The incidence of head and neck cancer worldwide is about 650,000 people, of which around 150,000 are in the U.S. and Europe, with the lion’s share in the Far East. “This is another reason to run a global pivotal study,” Mr. Kersten suggests.

“You might think that head and neck cancer is a declining problem, because people are consuming less alcohol and smoking less. But this doesn’t seem to be the case, because we now have increasing incidence, even in younger people. And key opinion leaders have told us that there is nothing on the horizon to treat newly diagnosed head and neck cancer patients, so we are tackling an unmet medical need.”

Calling Multikine a “multi-billion dollar market opportunity”, he says the “cool thing is that we didn’t have to sell out to any of the big guys. Everyone recognizes that a Phase 3 study may fail, so therefore, you must have a huge upside to compensate for the potential risk. Once you bring in a Big Pharma partner, your upside is minimal in comparison to retaining the main marketing rights. That’s the difference in the value creation in the end.”
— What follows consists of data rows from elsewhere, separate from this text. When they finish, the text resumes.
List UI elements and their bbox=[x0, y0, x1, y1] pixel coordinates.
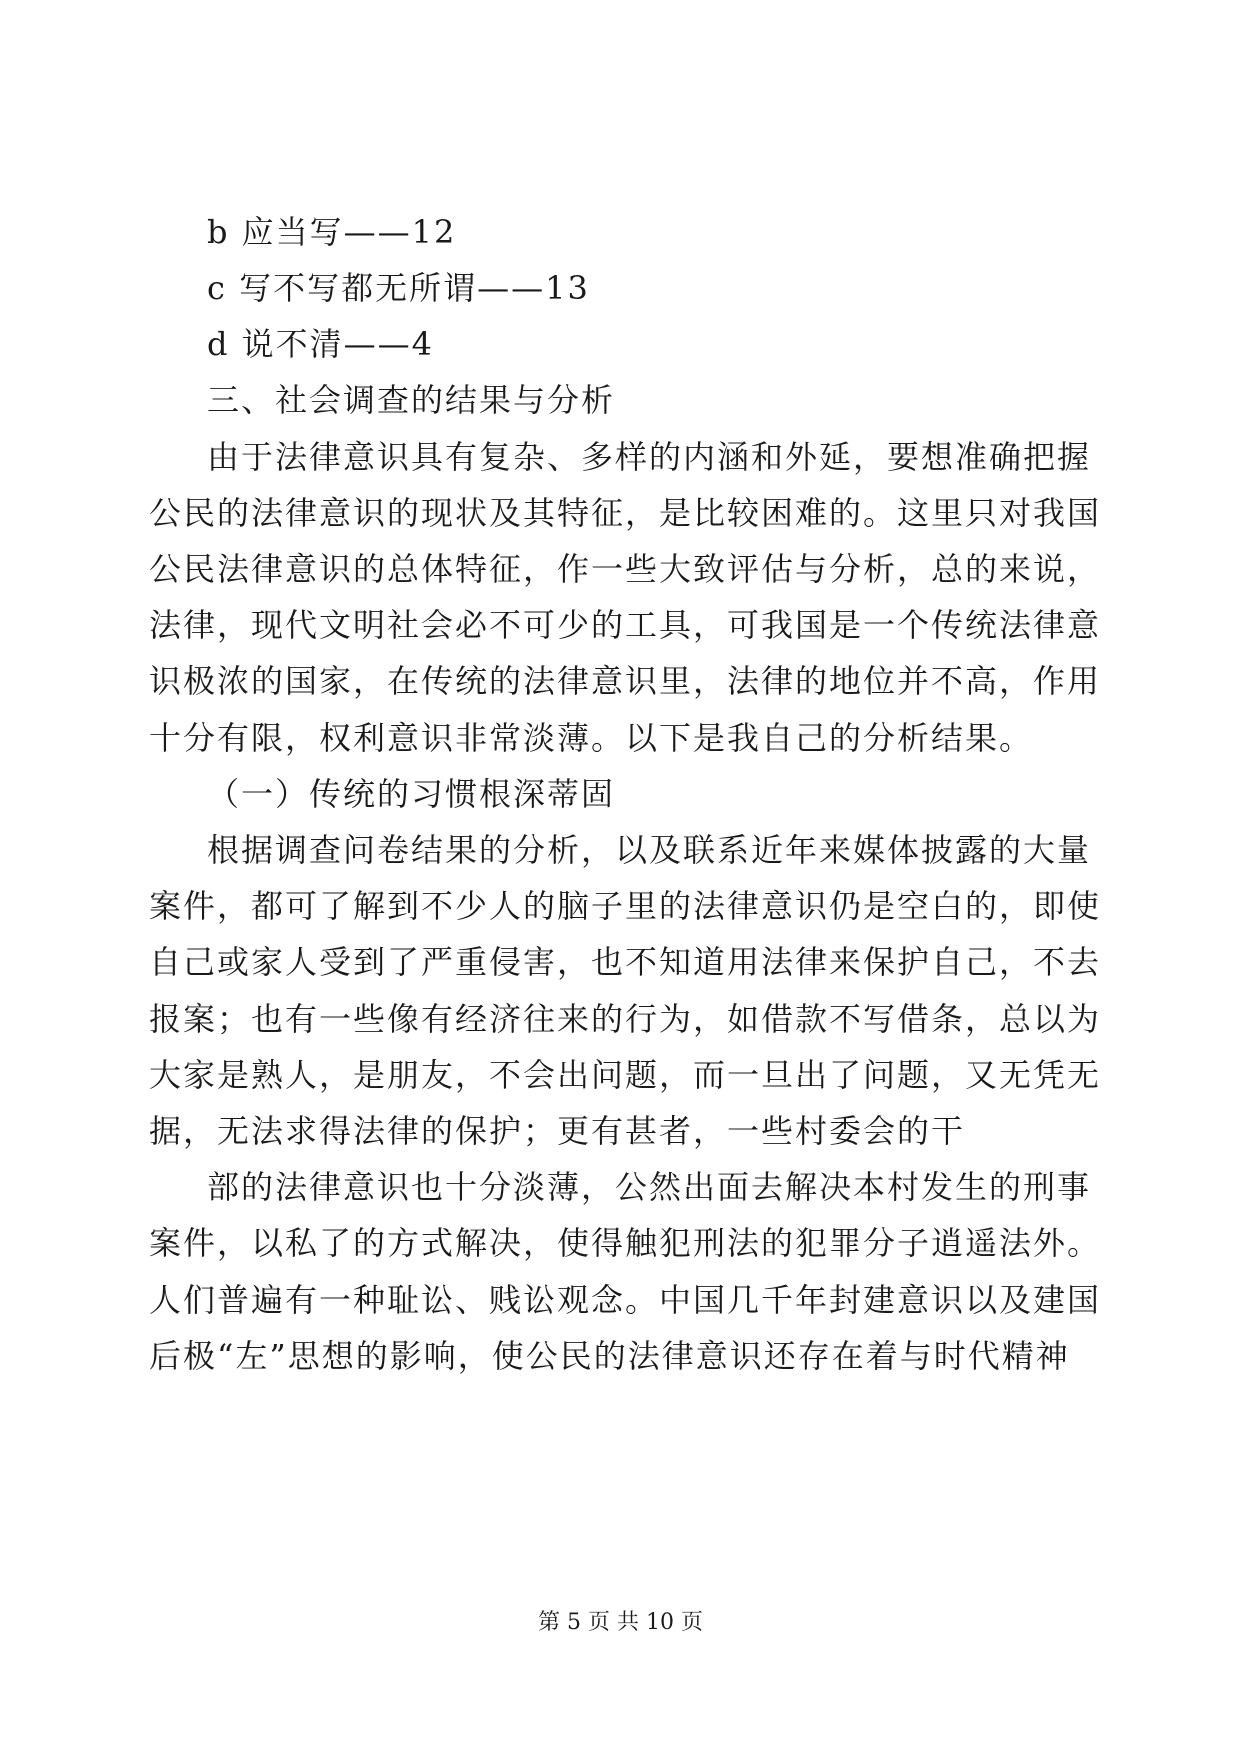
subsection-heading: （一）传统的习惯根深蒂固 bbox=[207, 775, 616, 813]
section-heading: 三、社会调查的结果与分析 bbox=[207, 381, 616, 419]
paragraph-line: 公民法律意识的总体特征，作一些大致评估与分析，总的来说， bbox=[149, 550, 1102, 588]
option-d-line: d 说不清——4 bbox=[207, 325, 435, 363]
paragraph-line: 法律，现代文明社会必不可少的工具，可我国是一个传统法律意 bbox=[149, 606, 1102, 644]
paragraph-line: 大家是熟人，是朋友，不会出问题，而一旦出了问题，又无凭无 bbox=[149, 1056, 1102, 1094]
paragraph-line: 人们普遍有一种耻讼、贱讼观念。中国几千年封建意识以及建国 bbox=[149, 1281, 1102, 1319]
paragraph-line: 案件，都可了解到不少人的脑子里的法律意识仍是空白的，即使 bbox=[149, 887, 1102, 925]
paragraph-line: 公民的法律意识的现状及其特征，是比较困难的。这里只对我国 bbox=[149, 494, 1102, 532]
paragraph-line: 识极浓的国家，在传统的法律意识里，法律的地位并不高，作用 bbox=[149, 662, 1102, 700]
option-c-line: c 写不写都无所谓——13 bbox=[207, 269, 590, 307]
page-number-footer: 第 5 页 共 10 页 bbox=[538, 1610, 703, 1635]
paragraph-line: 案件，以私了的方式解决，使得触犯刑法的犯罪分子逍遥法外。 bbox=[149, 1224, 1102, 1262]
paragraph-line: 根据调查问卷结果的分析，以及联系近年来媒体披露的大量 bbox=[207, 831, 1092, 869]
paragraph-line: 自己或家人受到了严重侵害，也不知道用法律来保护自己，不去 bbox=[149, 943, 1102, 981]
paragraph-line: 十分有限，权利意识非常淡薄。以下是我自己的分析结果。 bbox=[149, 719, 1034, 757]
paragraph-line: 后极“左”思想的影响，使公民的法律意识还存在着与时代精神 bbox=[149, 1337, 1070, 1375]
option-b-line: b 应当写——12 bbox=[207, 213, 457, 251]
paragraph-line: 由于法律意识具有复杂、多样的内涵和外延，要想准确把握 bbox=[207, 438, 1092, 476]
paragraph-line: 部的法律意识也十分淡薄，公然出面去解决本村发生的刑事 bbox=[207, 1168, 1092, 1206]
paragraph-line: 报案；也有一些像有经济往来的行为，如借款不写借条，总以为 bbox=[149, 1000, 1102, 1038]
paragraph-line: 据，无法求得法律的保护；更有甚者，一些村委会的干 bbox=[149, 1112, 966, 1150]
CEL-SCI still owns the U.S. and European marketing rights for Multikine. “How hard is it going to be to sell a product that is standard of care, has increased survival and is non-toxic? We don’t need any of the big guys to sell this. We can sell Multikine ourselves, at least for head and neck cancer,” he promises.

Multikine belongs to a new drug class called combination immunotherapy, because it has both active and passive immune activity. Combination immunotherapy most closely resembles the workings of the natural immune system in the sense that it works on multiple fronts in the battle against cancer. The drug is a mix of cytokines, which are small proteins, released by cells that have a specific effect on the interactions between cells. The cytokine mixture includes interleukins, interferons, chemokines, and colony stimulating factors, all of which stimulate the body’s healthy immune response.

CEL-SCI’s clinical history with Multikine dates back to the mid-1980s, but the technology required to manufacture the biological drug in commercial quantities became available only in 1993.  After completing a series of Phase 1 and Phase 2 studies, the tech bubble burst in 2000, and biotech financing dried up. In 2005, Canadian regulators were the first to clear Multikine for Phase 3 testing, followed by the FDA in 2007.  A year later, the company took possession of its manufacturing plant just in time for the financial meltdown.

CEL-SCI’s $25 million GMP plant outside of Baltimore has an annual capacity to make 20,000 treatments of Multikine and can be expanded to 60,000 treatments a year. The plant was designed to fill biologics in “true cold conditions” of 4 degrees Centigrade, which avoids any loss of biological activity. “Building and validating the plant almost killed us—we’re a much stronger company for it,” he maintains.

“What kept us going was a deep-seated belief that the immune system has to be the key to solving cancer and you have to administer an immune system drug before any other therapy. And the disease can’t be as simplistic as a lock-and-key principle with receptors but has to be something very complex that approximates nature,” he recalls.

“We were persistent, and we didn’t take shortcuts.  But it wasn’t blind optimism. When we were down and out, we would review the data. It was never emotional. It was always cool and reasoned. Yes, we are right. This will work. Of course, we had no idea how long it would take.”

Why did it take so long to get into Phase 3?

“It’s very simple,” he says. “Money, money, money. Because our drug is a complex biologic, the argument against us in the 1990s was that we’d never be able to manufacture this product in a manner that’s reproducible from batch to batch. We didn’t know how difficult it would be, but we thought we could do it and we did.”